That's how it will work. If I wanted to make this more of a flexible
search for my teammates, I might say something like
enter address, road name here. Then they can type
in things like they only know, Montgomery, which is this
address right here, and it pulls back 1562, maybe they only know Florence. It's like a more flexible
way of searching for stuff without having to know
the full address again. Play around with the
different wildcards. Google how you might be
able to combine them. But I would say the
question mark, the star, wildcards are the ones
that I use the most to do fuzzy search so that I can make my tools and models in Excel more
flexible for my teammates.
6. Find Optimum Inputs W/ Goal Seek: [MUSIC] When you have a model
with multiple inputs, sometimes you just want to tweak one input to maximize profit, minimize cost, or maybe find the break-even point within
your model or your business.

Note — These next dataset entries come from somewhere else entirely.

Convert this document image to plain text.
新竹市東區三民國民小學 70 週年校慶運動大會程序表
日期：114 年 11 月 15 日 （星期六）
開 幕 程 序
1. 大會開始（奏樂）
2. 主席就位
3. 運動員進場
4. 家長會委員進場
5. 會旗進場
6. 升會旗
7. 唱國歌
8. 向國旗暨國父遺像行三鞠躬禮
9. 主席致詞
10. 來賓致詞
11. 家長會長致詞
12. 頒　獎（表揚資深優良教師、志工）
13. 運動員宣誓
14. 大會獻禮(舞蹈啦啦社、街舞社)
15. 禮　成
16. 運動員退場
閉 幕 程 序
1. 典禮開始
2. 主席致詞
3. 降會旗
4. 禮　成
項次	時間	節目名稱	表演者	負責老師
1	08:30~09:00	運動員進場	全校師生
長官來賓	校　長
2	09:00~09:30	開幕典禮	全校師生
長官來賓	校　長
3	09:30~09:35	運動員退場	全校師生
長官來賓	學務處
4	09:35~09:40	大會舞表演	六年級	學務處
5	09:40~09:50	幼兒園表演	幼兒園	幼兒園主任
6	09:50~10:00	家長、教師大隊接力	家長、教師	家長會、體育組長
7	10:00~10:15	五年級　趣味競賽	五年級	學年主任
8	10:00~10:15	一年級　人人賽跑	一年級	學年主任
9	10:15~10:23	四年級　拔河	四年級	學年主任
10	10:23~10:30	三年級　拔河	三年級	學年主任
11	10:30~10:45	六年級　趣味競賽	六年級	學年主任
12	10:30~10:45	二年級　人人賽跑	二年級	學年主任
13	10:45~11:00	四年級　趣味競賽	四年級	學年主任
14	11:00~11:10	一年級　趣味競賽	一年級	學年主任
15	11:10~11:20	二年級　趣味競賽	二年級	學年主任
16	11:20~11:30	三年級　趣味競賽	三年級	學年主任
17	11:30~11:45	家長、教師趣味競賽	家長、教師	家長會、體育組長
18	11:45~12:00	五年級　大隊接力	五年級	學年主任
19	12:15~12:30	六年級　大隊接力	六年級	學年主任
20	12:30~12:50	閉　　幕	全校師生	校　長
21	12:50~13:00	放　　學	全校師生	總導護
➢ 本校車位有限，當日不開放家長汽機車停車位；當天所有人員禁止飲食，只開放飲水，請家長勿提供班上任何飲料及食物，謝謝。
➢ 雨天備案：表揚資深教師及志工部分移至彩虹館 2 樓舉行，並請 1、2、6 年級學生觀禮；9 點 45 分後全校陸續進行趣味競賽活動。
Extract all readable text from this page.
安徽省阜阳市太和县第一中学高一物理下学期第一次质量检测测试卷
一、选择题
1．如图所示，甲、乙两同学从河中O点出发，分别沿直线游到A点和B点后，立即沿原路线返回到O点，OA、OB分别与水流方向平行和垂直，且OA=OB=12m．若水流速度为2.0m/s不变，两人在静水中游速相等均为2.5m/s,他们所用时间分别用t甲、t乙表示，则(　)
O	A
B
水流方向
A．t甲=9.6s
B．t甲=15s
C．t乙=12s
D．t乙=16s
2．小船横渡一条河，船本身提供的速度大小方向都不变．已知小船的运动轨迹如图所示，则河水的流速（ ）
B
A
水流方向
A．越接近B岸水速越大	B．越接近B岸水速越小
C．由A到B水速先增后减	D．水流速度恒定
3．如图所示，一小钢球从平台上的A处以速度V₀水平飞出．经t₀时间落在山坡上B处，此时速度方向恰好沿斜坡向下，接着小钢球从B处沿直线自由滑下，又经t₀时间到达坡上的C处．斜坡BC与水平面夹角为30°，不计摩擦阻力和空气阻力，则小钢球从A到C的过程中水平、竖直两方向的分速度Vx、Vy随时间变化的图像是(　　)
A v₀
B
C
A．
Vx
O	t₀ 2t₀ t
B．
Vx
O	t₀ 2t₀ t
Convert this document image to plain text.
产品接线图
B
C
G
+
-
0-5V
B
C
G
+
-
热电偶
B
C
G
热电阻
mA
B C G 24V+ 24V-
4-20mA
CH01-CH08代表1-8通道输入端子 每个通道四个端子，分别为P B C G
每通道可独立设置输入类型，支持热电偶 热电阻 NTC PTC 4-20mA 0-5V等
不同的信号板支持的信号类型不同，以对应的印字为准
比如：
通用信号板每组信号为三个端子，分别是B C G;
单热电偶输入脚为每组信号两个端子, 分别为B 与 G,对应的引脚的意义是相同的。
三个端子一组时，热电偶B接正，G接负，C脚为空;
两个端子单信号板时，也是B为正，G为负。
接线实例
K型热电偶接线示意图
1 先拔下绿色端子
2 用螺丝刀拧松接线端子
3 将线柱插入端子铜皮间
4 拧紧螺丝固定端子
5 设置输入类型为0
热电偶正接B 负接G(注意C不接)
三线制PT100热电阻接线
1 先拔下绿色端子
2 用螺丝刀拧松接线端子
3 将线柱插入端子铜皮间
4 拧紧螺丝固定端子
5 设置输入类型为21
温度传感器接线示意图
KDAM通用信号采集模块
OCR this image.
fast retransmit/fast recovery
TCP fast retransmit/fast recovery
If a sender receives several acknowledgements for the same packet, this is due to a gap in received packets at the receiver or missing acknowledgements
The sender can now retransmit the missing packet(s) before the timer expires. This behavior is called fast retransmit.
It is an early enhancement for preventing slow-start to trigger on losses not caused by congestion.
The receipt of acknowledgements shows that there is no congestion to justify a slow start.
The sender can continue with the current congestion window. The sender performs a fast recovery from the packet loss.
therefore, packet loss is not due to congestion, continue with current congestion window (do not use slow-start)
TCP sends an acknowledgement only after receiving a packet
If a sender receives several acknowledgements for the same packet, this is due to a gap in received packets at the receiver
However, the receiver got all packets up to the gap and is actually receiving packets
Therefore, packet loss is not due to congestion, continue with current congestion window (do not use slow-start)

The Goal Seek
function feature is perfect for this because
you can tell Excel to optimize one specific cell using one input in your model. In this lesson,
we'll pretend to be a ridesharing company like
Uber or Lyft to figure out what is the optimum
number of rides that we need to have in
our system to break-even. When you're building
out a model, sometimes you want
to be able to find the most optimum input
to maximize profit, to find the break-even
point without having to do a bunch of trial and error. We're going to look at
this fictitious model for how a ridesharing company, let's say like Uber or Lyft, might model out their profits. Let us try to understand
quickly what the D19, this total profit
number represents. We have a few assumptions here, the number of rides that this ridesharing company
has to do in their market. Their take rate is how much of each ride the ridesharing
company takes from each fare. The total fair per
ride, lets say the average is 15 bucks. That means the take rate for this fictitious
company is simply 25 percent times
15 which is 3.75. Let's say they're
entering a new market, like a new city to launch their
ridesharing capabilities. They might have fixed
marketing costs of $100,000, and their cost per ride would be simply a total fare per
ride minus the take per ride which is their
total net profit. The total profit here
is simply 100,000, [NOISE] investment in
their marketing efforts plus their take rate, which is their
profit in each ride, multiply it by the number of
rides that are being done. You can see here if there's
only 100 rides then they have a net loss 99,625. This increases,
let's say to 2,000. Their net loss is a little less. What is the break-even
point for this example? Is it 5,000 rides? No, it's way too much. With little, is it 50,000?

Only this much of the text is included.